После этого Нестеров повернулся к Полине и учтиво произнес:
– Мадам, позвольте от лица всей смены выразить восхищение вашими способностями и наградить вас ценным подарком на палочке.
– Разрешаю, – серьезно ответила Полина, и Нестеров отправился за мороженым.
Пока Ваня Лямин отписывал сводку наблюдения (а по основной работе писать сегодня было особо-то и нечего), Полина, по просьбе бригадира, настрочила инициативное сообщение об инциденте на Каменно-островском. Нестеров прочитал его, удовлетворенно цокнул языком и довольно произнес:
– Ну-у, Лямка, кажись, Закатилась твоя звезда писарчука. Полинка тебя подсидела. Нет, ну надо же – какой слог, какой почерк, ни единой орфографической ошибки! Вот что значит школа установки! – он заглянул в Ванин бланк, хмыкнул и продолжил свое разглагольствование: – Даже в слове «Каменно-островский» два «н», а не одна, как у тебя, Лямка, кстати… Так что, Полина, гордись – отныне все сводки твои.

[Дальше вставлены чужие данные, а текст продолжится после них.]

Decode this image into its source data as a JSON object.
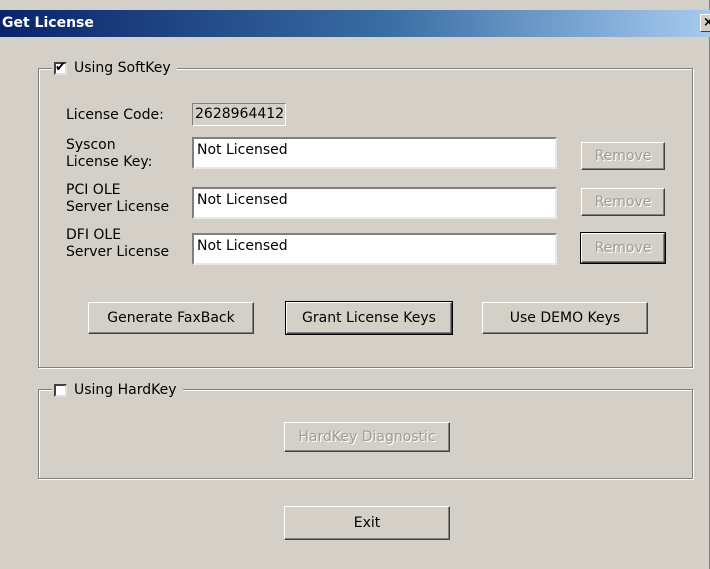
{
  "window": {
    "title": "Get License",
    "close_glyph": "×"
  },
  "softkey_group": {
    "checkbox_label": "Using SoftKey",
    "checked": true,
    "license_code_label": "License Code:",
    "license_code_value": "2628964412",
    "rows": [
      {
        "label_line1": "Syscon",
        "label_line2": "License Key:",
        "value": "Not Licensed",
        "remove_label": "Remove"
      },
      {
        "label_line1": "PCI OLE",
        "label_line2": "Server License",
        "value": "Not Licensed",
        "remove_label": "Remove"
      },
      {
        "label_line1": "DFI OLE",
        "label_line2": "Server License",
        "value": "Not Licensed",
        "remove_label": "Remove"
      }
    ],
    "buttons": {
      "generate_faxback": "Generate FaxBack",
      "grant_license_keys": "Grant License Keys",
      "use_demo_keys": "Use DEMO Keys"
    }
  },
  "hardkey_group": {
    "checkbox_label": "Using HardKey",
    "checked": false,
    "diagnostic_button": "HardKey Diagnostic"
  },
  "footer": {
    "exit_button": "Exit"
  }
}
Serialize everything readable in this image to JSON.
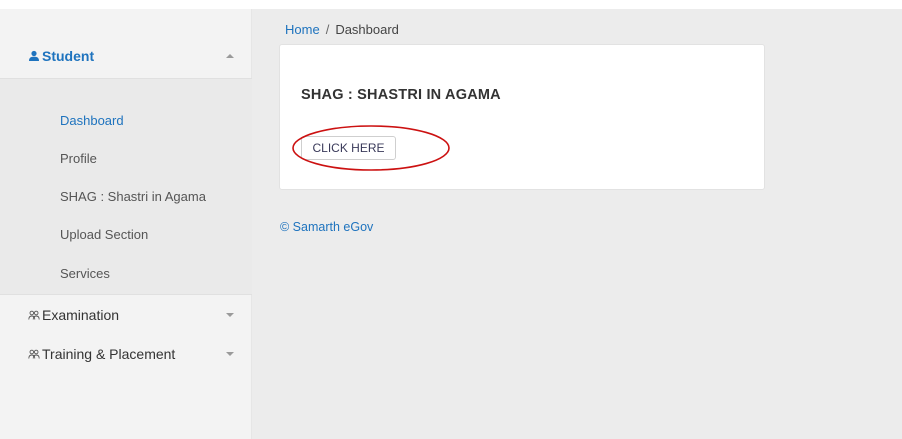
{
  "sidebar": {
    "student": {
      "label": "Student",
      "items": [
        {
          "label": "Dashboard"
        },
        {
          "label": "Profile"
        },
        {
          "label": "SHAG : Shastri in Agama"
        },
        {
          "label": "Upload Section"
        },
        {
          "label": "Services"
        }
      ]
    },
    "examination": {
      "label": "Examination"
    },
    "training": {
      "label": "Training & Placement"
    }
  },
  "breadcrumb": {
    "home": "Home",
    "separator": "/",
    "current": "Dashboard"
  },
  "card": {
    "title": "SHAG : SHASTRI IN AGAMA",
    "button_label": "CLICK HERE"
  },
  "footer": {
    "text": "© Samarth eGov"
  },
  "colors": {
    "accent": "#1e73be",
    "annotation": "#cc1111"
  },
  "icons": {
    "student": "user-icon",
    "examination": "users-icon",
    "training": "users-icon"
  }
}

– Вот и хорошо, – буркнул слегка обиженный Ваня. Правописание у него, и правда, малость хромало, а с этим чертовым Каменноост-ровским он прокалывался уже не в первый раз. Однако Ольховскую подобная перспектива абсолютно не устраивала.
– Вот уж нет, – заявила она. – Я к вам не машинисткой-стенографисткой работать пришла. И давайте сразу условимся: если работаем на линии, то все на равных – без скидок, поблажек и этих ваших намеков. Но тогда и отписываться после смены будем хотя бы по очереди – сегодня, к примеру, я, завтра – Иван, а послезавтра, извините, конечно – вы, Александр Сергеевич.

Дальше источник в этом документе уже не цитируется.